Across the room, two exchange students from China’s Wuhan University were testing the U.S. Department of Defense’s Web site. “We’re just finding bugs,” Angus Zhu, a junior, said cheerfully. He and his classmate, Farlui Li, had discovered that part of the site was susceptible to XSS attacks, making it relatively easy for a malicious actor to steal data from other visitors’ browsers and impersonate them. Zhu and Li were also testing social networks such as Facebook, Twitter, and Quora for vulnerability to homograph attacks, in which hackers use similar-looking characters from different writing systems to confuse their targets. The technique is particularly popular in e-mail phishing scams.
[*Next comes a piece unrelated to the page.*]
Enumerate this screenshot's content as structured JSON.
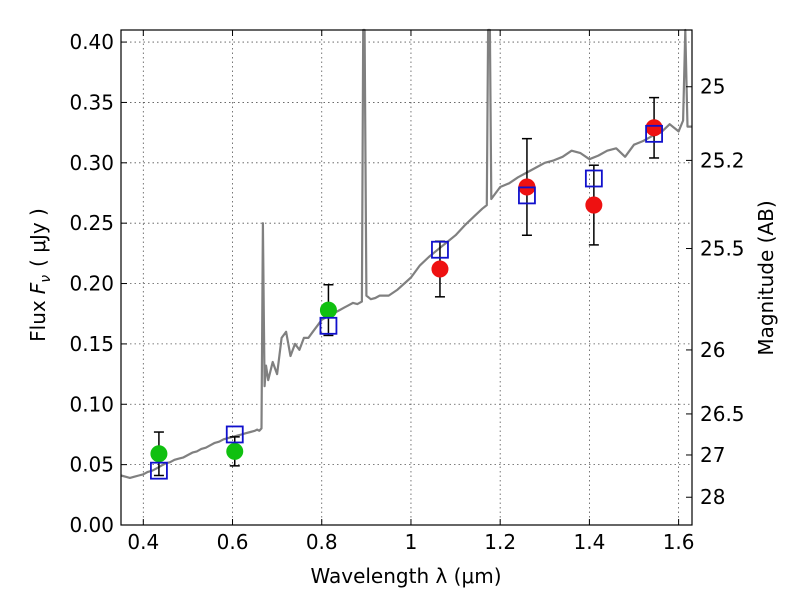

If, for instance, a hacker wanted to fool people into handing over their credit-card information, he might send them a link to a fake version of Paypal.com, replacing the Latin letters in the URL with Cyrillic look-alikes—the English “p” for the Slavic “р,” which actually sounds like “r”; the English “y” for the Slavic “у,” which sounds like “u”; and so on.
Christian Ng, a freshman, was sifting through the source code of a venture-backed cryptocurrency platform. He seemed unimpressed. “They were using Flash, which is notoriously insecure,” he said. “If I can inject code into the Flash object, I can create an XSS vulnerability.” Attackers could theoretically use such a vulnerability to steal transaction or bank-account data––and Ng could receive a bounty of as much as seventy-five hundred dollars for finding it. A few tables away, Jobel Kyle Vecino, a junior, was working with a partner to hack into a children’s entertainment site. “Our line of thinking is that the parts of the Web site that are primarily for the children are probably not very well tested,” he said. (In July, after a number of Internet-connected smart dolls and stuffed animals were found to harbor security flaws, the F.B.I. released a public-service announcement warning about “opportunities for child identity fraud.”)
Abma, the HackerOne co-founder, had been pairing up with students throughout the evening. Now, sitting at the back of the classroom, he told me that some of them had the potential to become “really successful” hackers. But he also expressed some skepticism. “Persistence and creativity and the drive to keep going are things that are really hard to teach someone,” he told me. He likened hacking to a Rubik’s Cube: “You don’t know how to do it, necessarily, but you know there’s a solution.” For Tygar, the solutions themselves are less important than the experience and perspective that “Cyberwar” will provide his students. “We’ve all read the news with these reports that Russian hackers broke into infrastructure that’s helping to support the integrity of elections,” he said. “It puts a whole other twist on it when you think that undergraduate students in college can also break in.”